Rhizome’s efforts to champion digital art and culture are getting a major boost from the Andrew W. Mellon Foundation, which has just announced a $1 million grant to the organization, the largest gift in its history.
The two-year grant will be used to improve Webrecorder, Rhizome’s platform for creating archival copies of websites. It was launched in 2015 with the help of a $600,000 grant, also from the Mellon Foundation. (This was, at the time, also the largest grant Rhizome had ever received.)
“The things we create and discover and share online—from embedded videos to social media profiles—are often lost, or become unrecognizable with the passage of time,” Rhizome’s artistic director Michael Connor said when the project first launched. He called Webrecorder “a major step towards addressing this, and improving digital social memory for all.”
The platform aims to make it easy for non-experts to create and share interactive website archives, even if the original sites are built with complicated code such as JavaScript.
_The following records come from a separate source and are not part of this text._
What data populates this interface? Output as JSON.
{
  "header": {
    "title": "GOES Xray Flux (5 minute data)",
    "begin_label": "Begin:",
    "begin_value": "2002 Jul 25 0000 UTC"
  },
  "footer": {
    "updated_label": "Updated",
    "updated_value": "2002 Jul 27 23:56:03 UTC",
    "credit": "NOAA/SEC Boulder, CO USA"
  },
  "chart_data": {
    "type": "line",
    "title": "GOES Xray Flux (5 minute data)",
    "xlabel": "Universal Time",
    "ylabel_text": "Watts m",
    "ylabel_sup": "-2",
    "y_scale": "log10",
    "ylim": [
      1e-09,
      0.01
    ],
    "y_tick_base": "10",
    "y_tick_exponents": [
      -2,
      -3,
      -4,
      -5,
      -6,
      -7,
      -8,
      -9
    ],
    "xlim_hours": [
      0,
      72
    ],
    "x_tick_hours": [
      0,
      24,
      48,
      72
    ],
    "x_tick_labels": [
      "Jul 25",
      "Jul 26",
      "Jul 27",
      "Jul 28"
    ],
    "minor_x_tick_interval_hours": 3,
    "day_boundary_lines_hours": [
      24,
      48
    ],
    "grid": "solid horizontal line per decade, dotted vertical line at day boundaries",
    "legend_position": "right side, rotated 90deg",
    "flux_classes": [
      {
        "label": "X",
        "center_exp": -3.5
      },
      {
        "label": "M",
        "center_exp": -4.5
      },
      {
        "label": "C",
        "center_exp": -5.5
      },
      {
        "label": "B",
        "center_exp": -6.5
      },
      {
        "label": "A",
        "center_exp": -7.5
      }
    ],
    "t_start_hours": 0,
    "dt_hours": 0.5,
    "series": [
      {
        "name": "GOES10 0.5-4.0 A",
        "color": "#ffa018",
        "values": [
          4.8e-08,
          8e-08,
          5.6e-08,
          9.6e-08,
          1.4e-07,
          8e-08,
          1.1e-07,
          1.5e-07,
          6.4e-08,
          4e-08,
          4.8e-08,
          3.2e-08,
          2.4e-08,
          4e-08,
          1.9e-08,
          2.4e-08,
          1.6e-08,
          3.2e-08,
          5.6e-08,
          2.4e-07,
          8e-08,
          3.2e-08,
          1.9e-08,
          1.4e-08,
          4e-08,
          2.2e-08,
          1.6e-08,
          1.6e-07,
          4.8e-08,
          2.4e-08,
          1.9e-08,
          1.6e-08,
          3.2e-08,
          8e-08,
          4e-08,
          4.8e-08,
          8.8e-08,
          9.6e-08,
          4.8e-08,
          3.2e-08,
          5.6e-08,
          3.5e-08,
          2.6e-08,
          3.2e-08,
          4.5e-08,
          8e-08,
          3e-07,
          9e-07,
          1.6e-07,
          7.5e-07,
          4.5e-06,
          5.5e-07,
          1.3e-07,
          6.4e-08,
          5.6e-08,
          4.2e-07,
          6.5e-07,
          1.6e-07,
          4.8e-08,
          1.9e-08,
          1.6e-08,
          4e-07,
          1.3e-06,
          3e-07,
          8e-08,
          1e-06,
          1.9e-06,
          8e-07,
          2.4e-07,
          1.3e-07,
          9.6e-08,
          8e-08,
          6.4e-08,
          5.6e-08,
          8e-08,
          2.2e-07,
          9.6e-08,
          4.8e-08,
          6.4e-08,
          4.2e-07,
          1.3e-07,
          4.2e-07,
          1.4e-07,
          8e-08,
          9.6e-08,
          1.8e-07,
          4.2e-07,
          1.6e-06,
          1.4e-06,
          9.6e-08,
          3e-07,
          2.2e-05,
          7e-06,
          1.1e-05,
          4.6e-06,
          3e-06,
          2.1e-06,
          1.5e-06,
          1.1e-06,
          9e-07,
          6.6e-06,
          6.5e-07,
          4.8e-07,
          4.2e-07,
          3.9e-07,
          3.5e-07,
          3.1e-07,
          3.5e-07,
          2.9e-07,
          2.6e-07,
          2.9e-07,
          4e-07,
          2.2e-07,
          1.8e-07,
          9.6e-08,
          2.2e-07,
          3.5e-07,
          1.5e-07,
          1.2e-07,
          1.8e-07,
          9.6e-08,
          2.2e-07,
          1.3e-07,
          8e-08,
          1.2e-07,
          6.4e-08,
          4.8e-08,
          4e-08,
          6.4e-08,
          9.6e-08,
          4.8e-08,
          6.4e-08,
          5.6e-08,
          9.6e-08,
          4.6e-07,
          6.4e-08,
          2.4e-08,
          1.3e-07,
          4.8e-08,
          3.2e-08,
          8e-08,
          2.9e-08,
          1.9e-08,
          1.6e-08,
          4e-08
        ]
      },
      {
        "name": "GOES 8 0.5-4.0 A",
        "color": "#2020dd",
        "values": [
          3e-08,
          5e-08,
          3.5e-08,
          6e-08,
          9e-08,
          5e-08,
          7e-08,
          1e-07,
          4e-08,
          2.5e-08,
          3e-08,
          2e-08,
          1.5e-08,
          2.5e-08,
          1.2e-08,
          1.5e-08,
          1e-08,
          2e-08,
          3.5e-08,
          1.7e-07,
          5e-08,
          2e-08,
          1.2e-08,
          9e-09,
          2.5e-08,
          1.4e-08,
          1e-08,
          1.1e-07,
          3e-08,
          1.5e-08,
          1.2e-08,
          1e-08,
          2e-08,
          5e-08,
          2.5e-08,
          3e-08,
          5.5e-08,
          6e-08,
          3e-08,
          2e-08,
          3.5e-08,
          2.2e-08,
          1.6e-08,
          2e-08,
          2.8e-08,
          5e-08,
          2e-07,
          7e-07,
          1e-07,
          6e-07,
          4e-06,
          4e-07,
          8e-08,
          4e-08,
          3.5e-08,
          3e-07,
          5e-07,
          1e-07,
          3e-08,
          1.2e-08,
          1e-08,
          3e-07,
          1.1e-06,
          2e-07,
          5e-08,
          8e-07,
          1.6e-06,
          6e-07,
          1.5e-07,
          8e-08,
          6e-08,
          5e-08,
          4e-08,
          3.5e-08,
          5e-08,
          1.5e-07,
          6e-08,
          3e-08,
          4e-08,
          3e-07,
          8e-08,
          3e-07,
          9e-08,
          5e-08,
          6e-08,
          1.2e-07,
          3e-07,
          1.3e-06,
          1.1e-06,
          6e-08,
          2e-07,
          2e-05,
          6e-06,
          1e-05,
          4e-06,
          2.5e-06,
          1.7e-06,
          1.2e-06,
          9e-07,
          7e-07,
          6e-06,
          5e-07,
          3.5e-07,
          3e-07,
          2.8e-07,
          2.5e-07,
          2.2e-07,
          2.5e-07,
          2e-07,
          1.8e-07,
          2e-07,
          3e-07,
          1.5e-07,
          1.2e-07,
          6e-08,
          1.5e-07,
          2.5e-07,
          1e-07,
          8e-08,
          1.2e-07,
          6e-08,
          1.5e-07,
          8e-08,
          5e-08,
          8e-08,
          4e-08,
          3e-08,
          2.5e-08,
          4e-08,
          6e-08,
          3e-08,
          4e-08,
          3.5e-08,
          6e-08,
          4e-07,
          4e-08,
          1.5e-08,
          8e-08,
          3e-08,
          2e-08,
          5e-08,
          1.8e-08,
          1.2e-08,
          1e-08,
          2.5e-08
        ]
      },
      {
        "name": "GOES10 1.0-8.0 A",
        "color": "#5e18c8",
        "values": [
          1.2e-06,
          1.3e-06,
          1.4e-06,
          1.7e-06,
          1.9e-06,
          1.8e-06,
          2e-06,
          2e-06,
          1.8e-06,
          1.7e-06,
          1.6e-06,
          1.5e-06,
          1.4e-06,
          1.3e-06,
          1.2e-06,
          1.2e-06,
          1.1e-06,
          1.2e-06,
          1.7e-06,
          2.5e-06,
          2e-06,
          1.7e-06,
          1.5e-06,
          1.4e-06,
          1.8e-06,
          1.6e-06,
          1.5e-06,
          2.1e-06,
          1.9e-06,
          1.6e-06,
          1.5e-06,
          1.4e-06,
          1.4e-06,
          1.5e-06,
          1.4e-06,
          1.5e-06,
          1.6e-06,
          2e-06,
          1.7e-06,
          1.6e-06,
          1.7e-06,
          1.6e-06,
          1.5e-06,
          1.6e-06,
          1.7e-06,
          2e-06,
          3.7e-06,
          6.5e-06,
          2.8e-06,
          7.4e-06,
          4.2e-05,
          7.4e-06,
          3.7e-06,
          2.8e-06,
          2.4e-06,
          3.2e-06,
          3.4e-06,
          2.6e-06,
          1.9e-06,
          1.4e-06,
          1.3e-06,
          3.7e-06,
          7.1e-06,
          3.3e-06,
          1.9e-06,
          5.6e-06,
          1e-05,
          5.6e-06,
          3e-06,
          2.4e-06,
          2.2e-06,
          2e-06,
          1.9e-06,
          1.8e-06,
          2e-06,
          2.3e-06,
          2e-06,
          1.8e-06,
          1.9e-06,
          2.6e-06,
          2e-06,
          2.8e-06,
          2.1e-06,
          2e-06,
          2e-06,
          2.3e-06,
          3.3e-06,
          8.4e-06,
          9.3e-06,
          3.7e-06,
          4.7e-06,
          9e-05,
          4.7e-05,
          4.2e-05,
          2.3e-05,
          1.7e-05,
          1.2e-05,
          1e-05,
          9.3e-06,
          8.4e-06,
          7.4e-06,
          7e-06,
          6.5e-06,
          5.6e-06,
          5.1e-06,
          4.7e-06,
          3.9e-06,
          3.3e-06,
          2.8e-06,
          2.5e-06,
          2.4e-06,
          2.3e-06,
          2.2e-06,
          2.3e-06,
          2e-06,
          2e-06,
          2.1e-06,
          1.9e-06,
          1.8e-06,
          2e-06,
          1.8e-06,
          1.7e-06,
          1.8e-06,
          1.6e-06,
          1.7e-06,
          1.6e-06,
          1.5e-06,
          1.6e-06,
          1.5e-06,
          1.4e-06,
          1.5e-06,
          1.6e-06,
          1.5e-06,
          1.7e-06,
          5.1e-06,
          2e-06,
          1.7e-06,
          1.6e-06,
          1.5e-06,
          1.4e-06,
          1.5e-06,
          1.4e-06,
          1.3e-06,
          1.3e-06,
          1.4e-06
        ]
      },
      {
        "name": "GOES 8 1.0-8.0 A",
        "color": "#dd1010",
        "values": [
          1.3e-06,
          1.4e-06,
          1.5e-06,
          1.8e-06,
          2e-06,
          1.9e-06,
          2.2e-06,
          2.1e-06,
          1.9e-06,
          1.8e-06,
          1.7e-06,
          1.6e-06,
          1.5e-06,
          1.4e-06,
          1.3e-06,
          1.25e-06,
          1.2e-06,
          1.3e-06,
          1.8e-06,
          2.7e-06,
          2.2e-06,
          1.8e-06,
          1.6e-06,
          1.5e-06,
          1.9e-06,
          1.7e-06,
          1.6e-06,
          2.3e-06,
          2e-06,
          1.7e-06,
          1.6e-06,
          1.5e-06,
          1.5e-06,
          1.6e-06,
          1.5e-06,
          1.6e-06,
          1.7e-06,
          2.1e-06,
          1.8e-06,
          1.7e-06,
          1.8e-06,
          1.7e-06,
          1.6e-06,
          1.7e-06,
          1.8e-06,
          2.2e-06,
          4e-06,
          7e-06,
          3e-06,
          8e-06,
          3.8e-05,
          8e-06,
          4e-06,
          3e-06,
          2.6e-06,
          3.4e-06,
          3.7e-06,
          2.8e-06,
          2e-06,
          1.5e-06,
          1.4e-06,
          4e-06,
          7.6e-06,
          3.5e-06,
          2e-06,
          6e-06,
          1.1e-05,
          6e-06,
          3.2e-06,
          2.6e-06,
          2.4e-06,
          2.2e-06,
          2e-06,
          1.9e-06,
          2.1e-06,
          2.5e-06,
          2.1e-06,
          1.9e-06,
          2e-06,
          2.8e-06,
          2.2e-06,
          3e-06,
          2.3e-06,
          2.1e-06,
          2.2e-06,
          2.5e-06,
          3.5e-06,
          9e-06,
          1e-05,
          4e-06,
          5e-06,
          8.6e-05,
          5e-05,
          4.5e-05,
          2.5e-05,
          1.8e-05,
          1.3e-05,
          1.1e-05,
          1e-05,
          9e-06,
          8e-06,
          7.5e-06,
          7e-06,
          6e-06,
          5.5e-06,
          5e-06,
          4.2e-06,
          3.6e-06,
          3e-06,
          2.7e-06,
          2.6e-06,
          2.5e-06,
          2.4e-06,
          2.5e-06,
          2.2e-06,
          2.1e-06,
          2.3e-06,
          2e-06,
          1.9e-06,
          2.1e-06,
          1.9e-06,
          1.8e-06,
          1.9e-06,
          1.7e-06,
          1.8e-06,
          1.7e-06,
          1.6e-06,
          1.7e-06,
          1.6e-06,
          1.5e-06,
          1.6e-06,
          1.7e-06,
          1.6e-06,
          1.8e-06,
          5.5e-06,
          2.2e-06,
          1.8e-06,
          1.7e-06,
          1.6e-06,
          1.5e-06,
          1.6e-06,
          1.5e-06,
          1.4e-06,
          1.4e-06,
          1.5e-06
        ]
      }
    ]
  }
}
But the tool isn’t just for your decade-old Tumblr or obsolete Vine. Rhizome, for instance, uses Webrecorder to preserve and present digital art.
Indeed, with the rapid development of new online technology, both websites and digital art can quickly become obsolete. New York’s Guggenheim Museum learned this the hard way when it set out to restore Shu Lea Cheang′s Brandon (1998–99), the first online artwork in the institution’s collection. Because the work was built with outdated code, the conservation process proved long and arduous. The restoration, completed last year, makes it once again possible to access an important repository of LGBTQ+ discourse and culture.
Webrecorder has been adopted by institutions including New York’s New Museum (with which Rhizome has been affiliated with since 2003), as well as the Frick Art Reference Library in New York, the Posters Network at the Victoria and Albert Museum in London, and the studio of artist Cory Arcangel.